If you had never heard the term "writer's block" do you think you would really be able to claim it and use it as an excuse? Or would you find a way to write at every opportunity?

Writers write. They write in their dreams, they write in their minds as they drive to their "real work", they write in their minds as they shop for groceries, clean the bathroom, walk the dog.

Long ago, I made it perfectly clear about what I think defines a writer.

Kenzie says: "I don’t think true writers ever write anything bad, not if we allow the heart and soul to be the writer of our words."

Kenzie says: "If you dream of being a writer, you already are one! The words are merely being held prisoner in your mind. Release them!"


But I think as I learn and grow, I have realized something else. The real writer never accepts writer's block.
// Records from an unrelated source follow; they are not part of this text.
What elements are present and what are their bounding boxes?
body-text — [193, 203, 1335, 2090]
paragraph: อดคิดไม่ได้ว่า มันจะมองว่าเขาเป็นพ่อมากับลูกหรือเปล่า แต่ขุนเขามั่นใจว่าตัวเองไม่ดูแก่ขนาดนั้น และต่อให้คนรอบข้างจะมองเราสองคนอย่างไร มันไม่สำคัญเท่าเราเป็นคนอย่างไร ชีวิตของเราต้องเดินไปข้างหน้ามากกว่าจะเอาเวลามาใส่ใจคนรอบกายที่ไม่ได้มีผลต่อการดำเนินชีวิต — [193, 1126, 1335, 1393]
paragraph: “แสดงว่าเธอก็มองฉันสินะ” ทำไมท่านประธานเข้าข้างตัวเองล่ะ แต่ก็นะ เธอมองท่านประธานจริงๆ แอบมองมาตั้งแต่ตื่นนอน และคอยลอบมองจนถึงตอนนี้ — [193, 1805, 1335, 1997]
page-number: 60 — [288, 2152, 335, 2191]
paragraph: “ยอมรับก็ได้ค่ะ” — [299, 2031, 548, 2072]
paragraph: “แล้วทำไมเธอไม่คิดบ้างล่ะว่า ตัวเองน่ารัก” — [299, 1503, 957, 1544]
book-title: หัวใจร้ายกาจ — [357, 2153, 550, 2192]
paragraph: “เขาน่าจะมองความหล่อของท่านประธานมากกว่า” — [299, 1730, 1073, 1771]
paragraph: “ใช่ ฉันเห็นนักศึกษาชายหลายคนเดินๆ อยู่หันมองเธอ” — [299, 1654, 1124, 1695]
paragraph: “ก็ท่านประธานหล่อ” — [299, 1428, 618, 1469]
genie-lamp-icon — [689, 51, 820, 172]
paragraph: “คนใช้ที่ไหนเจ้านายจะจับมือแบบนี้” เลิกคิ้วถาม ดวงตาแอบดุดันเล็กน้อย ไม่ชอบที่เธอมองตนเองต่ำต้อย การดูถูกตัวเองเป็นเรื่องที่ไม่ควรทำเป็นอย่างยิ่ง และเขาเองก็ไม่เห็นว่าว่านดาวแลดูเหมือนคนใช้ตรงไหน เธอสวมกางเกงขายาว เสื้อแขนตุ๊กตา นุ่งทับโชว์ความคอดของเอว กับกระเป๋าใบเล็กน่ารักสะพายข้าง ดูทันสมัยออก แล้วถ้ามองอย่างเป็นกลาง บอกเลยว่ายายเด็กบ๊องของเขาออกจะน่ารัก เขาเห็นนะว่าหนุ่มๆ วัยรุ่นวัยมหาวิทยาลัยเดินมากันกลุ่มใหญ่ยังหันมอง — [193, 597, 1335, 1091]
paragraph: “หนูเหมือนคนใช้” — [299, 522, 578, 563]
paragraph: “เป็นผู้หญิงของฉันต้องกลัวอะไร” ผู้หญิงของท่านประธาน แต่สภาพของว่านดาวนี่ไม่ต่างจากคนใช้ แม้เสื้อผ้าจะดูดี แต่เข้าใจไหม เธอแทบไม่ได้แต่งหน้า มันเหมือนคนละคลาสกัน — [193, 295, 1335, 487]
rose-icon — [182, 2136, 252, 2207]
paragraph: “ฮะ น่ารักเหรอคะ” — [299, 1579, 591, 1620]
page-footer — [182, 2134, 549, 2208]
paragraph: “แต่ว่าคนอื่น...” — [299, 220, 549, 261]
Oh sure, you'll hear famous writers talking about it once in a while. (Someone told them it was a reality too!) But if you listen closely, they were still trying to write even when they claimed they had writer's block.

What have you tried to write today? Nothing? Then get out your list. Don't have one? Then start one. There is so much about which to write. Actually, there are not enough hours or days or weeks or months or years available to each one of us to write all the words that we have to write.

Know what I think? A real writer has writer's frustration about all those words and whether or not they will ever be written. There's no time for writer's block!